Carles,
Both you and Moe seem to be on the same track here, I will investigate
this further, thanks for your time.
AC
On 06/06/2013 11:56 AM, Carles Fenoy wrote:
Re: [slurm-dev] Re: correct formatting for sbatch jobs
Alan,
You should use something like this:
srun --exclusive -c 4 BINARY1 &
srun --exclusive -c 4 BINARY2
wait
srun --exclusive -c 4 BINARY3 &
srun --exclusive -c 4 BINARY4
wait
...
Or you can simply submit 200 sbatch each with its srun command inside
sbatch -c 4 --wrap="srun BINARY1"
...
Regards,
Carles Fenoy
On Thu, Jun 6, 2013 at 5:45 PM, Moe Jette <[email protected]
<mailto:[email protected]>> wrote:
End of month, but pre-releases are running on some really large
systems now.
Quoting Paul Edmon <[email protected]
<mailto:[email protected]>>:
>
> Side question, when is the stable release of 2.6 projected to be
available?
>
> -Paul Edmon-
>
> On 06/06/2013 11:40 AM, Moe Jette wrote:
>> Perhaps what you want is the srun --exclusive option and
running the
>> srun commands in the background.
>>
>> Slurm v2.6 has native job array support.
>>
>> Quoting "Alan V. Cowles" <[email protected]

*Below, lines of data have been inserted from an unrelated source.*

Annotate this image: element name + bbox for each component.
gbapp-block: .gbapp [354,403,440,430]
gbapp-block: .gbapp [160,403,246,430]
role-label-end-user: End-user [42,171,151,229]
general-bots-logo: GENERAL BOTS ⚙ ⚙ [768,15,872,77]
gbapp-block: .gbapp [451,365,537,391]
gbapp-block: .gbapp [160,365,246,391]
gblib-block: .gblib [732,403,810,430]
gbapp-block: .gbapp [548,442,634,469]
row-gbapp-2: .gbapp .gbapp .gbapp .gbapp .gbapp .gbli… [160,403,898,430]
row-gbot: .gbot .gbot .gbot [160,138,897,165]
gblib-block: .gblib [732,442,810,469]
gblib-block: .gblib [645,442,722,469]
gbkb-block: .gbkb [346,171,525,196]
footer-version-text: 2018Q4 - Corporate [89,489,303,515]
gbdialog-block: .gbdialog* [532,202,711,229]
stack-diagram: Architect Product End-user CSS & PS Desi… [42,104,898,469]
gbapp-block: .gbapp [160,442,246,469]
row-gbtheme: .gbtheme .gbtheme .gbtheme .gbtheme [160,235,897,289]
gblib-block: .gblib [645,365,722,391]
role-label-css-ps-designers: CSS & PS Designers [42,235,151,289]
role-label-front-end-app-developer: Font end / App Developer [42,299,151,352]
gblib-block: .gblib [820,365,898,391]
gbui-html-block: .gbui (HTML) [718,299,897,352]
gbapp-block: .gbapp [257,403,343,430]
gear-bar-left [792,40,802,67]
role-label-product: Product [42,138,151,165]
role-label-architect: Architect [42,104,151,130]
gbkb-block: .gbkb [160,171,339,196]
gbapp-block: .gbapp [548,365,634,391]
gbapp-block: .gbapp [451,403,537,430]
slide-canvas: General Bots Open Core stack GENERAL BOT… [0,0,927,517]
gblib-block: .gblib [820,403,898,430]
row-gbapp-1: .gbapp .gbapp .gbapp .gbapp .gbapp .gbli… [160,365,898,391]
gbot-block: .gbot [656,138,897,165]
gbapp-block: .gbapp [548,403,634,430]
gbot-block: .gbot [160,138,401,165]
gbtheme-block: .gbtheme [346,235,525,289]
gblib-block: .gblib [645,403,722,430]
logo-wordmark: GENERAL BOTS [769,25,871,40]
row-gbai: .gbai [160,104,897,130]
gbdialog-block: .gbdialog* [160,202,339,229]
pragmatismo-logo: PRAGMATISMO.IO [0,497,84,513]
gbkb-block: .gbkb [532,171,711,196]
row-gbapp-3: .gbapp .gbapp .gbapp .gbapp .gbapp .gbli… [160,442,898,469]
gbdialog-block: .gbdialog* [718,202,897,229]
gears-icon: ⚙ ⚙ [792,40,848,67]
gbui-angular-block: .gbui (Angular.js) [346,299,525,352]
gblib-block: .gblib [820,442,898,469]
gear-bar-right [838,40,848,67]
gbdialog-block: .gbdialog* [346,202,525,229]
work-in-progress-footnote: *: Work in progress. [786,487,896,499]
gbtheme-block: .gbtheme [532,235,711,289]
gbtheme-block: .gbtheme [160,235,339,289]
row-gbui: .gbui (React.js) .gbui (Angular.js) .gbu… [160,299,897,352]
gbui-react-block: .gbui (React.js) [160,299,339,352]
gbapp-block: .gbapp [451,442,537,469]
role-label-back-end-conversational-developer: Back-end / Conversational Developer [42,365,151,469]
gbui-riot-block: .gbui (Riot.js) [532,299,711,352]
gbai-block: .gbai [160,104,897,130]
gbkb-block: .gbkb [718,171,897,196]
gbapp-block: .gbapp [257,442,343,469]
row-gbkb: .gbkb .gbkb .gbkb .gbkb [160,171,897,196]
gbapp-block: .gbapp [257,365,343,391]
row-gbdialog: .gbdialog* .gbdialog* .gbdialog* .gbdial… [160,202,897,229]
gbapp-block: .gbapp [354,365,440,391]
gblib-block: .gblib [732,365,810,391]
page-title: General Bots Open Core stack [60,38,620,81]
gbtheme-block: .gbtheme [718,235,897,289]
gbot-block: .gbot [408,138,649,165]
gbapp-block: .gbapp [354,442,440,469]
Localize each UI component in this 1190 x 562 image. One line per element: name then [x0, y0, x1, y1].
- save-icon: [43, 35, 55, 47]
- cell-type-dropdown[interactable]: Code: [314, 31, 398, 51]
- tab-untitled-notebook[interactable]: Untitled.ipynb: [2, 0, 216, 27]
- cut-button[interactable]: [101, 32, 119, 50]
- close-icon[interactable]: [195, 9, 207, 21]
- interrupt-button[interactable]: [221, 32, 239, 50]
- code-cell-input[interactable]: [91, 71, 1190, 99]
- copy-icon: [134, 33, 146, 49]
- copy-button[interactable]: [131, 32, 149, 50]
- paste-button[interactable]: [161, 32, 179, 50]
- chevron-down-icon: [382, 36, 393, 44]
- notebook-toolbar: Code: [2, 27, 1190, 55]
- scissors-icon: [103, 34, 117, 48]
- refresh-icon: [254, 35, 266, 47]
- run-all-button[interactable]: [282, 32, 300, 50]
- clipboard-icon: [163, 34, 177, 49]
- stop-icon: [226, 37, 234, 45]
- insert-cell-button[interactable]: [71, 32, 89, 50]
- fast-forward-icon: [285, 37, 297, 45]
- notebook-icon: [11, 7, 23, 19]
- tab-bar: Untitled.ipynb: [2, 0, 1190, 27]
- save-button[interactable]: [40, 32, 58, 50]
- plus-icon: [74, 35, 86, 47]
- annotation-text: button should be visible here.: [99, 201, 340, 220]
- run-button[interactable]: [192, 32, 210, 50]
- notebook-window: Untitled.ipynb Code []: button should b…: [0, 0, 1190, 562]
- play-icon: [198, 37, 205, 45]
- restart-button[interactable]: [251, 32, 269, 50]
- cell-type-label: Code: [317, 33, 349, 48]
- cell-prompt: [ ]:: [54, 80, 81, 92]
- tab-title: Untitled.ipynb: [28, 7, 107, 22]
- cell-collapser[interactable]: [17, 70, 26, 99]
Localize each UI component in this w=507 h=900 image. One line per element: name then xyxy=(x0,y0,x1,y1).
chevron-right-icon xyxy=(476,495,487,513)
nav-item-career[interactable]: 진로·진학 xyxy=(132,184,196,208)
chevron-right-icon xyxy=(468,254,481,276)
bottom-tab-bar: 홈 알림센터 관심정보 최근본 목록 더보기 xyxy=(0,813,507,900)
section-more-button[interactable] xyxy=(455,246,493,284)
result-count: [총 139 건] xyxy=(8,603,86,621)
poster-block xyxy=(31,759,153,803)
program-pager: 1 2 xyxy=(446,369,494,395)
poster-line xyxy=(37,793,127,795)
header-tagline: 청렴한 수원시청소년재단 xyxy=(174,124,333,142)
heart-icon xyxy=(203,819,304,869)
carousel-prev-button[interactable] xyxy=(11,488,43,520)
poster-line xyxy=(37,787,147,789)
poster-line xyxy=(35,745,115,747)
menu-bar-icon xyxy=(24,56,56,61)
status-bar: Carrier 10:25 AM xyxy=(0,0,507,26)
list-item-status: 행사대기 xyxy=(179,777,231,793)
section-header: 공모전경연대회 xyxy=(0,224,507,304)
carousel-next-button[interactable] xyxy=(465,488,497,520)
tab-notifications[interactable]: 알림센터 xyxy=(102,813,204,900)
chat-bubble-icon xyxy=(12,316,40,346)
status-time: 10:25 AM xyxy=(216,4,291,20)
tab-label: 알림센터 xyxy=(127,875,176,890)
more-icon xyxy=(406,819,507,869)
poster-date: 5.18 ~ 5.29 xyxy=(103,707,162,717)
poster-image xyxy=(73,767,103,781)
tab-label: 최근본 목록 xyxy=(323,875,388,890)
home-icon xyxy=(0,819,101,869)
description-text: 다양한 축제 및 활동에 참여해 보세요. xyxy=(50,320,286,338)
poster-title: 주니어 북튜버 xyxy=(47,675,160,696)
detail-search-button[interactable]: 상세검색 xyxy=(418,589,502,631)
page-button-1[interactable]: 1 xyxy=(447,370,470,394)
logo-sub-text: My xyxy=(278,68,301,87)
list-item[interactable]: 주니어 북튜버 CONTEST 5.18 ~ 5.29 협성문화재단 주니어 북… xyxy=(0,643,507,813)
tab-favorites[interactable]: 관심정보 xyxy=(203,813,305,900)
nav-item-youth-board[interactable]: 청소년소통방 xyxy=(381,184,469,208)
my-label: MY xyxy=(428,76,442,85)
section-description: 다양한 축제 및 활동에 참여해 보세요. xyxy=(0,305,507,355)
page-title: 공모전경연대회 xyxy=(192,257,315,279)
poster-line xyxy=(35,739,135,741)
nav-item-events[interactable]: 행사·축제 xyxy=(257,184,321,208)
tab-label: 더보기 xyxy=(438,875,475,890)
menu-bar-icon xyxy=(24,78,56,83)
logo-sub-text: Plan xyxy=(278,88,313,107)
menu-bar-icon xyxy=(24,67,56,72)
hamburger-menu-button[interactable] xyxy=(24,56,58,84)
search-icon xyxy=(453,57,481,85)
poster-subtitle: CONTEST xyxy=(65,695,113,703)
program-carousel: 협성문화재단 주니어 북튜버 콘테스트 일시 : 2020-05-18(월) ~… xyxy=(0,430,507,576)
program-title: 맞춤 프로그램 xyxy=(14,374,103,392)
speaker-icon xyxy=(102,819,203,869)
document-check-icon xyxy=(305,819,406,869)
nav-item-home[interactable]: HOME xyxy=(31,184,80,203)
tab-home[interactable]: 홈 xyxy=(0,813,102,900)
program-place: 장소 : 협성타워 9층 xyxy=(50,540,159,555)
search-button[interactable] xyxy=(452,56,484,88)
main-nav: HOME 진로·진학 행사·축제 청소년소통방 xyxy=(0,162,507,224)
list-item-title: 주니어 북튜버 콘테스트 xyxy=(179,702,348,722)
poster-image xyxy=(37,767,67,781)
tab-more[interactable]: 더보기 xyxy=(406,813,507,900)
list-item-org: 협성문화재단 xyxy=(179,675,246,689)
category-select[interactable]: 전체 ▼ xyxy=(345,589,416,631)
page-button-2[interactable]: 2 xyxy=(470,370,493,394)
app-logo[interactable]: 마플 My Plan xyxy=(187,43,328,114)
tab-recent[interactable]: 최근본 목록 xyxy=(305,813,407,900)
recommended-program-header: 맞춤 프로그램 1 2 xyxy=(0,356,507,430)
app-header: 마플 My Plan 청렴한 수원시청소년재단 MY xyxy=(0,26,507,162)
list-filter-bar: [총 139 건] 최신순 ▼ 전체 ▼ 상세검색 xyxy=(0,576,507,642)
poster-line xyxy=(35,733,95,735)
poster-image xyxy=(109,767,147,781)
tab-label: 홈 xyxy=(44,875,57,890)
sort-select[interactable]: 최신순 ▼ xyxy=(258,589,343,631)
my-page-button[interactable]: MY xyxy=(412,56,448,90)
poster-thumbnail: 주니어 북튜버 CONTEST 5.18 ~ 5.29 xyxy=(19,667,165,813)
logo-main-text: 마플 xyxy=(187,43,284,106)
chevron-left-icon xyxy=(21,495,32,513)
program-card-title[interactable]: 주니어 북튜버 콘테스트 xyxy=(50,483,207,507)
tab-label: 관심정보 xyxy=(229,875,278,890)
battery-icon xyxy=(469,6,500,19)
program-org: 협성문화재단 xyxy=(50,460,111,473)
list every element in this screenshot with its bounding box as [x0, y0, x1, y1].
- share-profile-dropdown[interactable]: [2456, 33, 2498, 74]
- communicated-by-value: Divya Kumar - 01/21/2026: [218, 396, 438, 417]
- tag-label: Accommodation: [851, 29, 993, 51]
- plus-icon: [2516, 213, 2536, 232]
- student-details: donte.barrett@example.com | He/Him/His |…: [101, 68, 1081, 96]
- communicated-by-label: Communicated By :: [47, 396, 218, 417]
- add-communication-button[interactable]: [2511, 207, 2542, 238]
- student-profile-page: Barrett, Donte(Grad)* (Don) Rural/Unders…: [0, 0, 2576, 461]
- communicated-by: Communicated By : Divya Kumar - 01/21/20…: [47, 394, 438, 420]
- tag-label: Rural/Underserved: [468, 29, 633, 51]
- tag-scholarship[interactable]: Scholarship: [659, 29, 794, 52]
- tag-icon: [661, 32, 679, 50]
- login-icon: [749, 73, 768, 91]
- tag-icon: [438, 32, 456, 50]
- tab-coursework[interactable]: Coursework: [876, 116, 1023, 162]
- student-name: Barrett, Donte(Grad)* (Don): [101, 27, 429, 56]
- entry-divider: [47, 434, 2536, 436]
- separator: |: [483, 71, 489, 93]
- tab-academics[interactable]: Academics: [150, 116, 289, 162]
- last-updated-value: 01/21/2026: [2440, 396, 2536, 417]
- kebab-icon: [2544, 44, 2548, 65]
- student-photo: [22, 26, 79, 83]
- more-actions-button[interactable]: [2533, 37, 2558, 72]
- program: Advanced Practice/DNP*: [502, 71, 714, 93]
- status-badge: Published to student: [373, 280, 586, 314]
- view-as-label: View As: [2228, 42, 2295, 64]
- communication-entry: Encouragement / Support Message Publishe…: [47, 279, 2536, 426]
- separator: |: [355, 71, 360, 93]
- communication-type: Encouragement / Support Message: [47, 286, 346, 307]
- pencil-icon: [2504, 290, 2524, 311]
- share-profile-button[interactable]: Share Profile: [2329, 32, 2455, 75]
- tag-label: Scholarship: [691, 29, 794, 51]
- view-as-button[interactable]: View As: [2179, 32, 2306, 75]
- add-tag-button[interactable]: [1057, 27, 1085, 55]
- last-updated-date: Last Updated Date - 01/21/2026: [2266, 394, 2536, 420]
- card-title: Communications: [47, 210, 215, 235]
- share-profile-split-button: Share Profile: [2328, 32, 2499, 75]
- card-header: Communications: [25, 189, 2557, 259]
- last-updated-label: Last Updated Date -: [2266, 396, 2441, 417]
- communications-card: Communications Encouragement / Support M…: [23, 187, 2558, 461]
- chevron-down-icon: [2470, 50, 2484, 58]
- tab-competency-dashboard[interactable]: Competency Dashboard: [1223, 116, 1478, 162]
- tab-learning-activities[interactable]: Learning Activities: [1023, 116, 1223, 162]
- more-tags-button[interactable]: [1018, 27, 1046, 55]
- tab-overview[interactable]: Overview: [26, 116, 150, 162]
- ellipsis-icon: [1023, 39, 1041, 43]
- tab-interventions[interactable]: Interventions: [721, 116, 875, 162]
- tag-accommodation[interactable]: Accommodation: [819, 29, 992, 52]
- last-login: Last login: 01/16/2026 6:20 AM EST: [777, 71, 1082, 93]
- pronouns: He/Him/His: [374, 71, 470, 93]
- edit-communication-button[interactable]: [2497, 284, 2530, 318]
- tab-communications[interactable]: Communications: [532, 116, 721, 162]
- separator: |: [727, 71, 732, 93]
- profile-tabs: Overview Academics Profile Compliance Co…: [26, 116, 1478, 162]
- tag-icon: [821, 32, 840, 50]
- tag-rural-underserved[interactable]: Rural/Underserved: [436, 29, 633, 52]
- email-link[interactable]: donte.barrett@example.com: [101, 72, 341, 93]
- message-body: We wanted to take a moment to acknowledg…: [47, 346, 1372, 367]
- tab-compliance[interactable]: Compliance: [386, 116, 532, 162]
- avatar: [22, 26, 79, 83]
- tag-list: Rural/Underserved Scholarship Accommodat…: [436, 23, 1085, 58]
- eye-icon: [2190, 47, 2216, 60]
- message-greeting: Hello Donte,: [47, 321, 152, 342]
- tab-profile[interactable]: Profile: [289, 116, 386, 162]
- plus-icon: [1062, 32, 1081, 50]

<mailto:[email protected]>>:
>>
>>> Hey guys,
>>>
>>> We are new to slurm, hoping to use some of it's advanced parallel
>>> features over what is offered in older versions of SGE.
>>>
>>> We have written various sbatch scripts to test out methods of
submitting
>>> jobs, and we are not finding a way to have it perform as intended.
>>>
>>> We have spent many hours looking over the man pages and
resubmitting
>>> jobs but haven't found one that works just yet so I'm hoping
another
>>> user can help us out.
>>>
>>> Here is a simple example what we are attempting to do:
>>>
>>> We have an sbatch script that in turn should call out 10
consecutive
>>> srun commands.
>>>
>>> We have it spread across 2 nodes of our cluster with -N 2, and
what we
>>> would like is for srun1,srun2 to run at the same time, then
3,4 once the
>>> first two are finished, and so on until all 10 jobs are finished.
>>>
>>> What we are finding is that the first srun is running in
parallel on 2
>>> nodes, then it's proceeding to the next sequentially, until it
finishes
>>> all 10. Obviously this is not ideal.
>>>
>>> We have looked into the options for -n, -c, and haven't found
either to
>>> do what we were expecting just extrapolate out the running of
each srun
>>> to multiple cores/machines.
>>>
>>> One workaround we have found is to just submit all 10 jobs as
separate
>>> srun commands. This works in theory until the we try to scale
up to say
>>> 200 jobs, we run out of available slots, and with srun, jobs will
>>> terminate without available slots to receive them, which is why we
>>> really want to get this running as intended in an sbatch.
>>>
>>> Any help that can be provided in how to correctly modify the
sbatch
>>> script would be most helpful.
>>>
>>> Thanks in advance.
>>>
>>> Alan Cowles
>>>
>
--
--
Carles Fenoy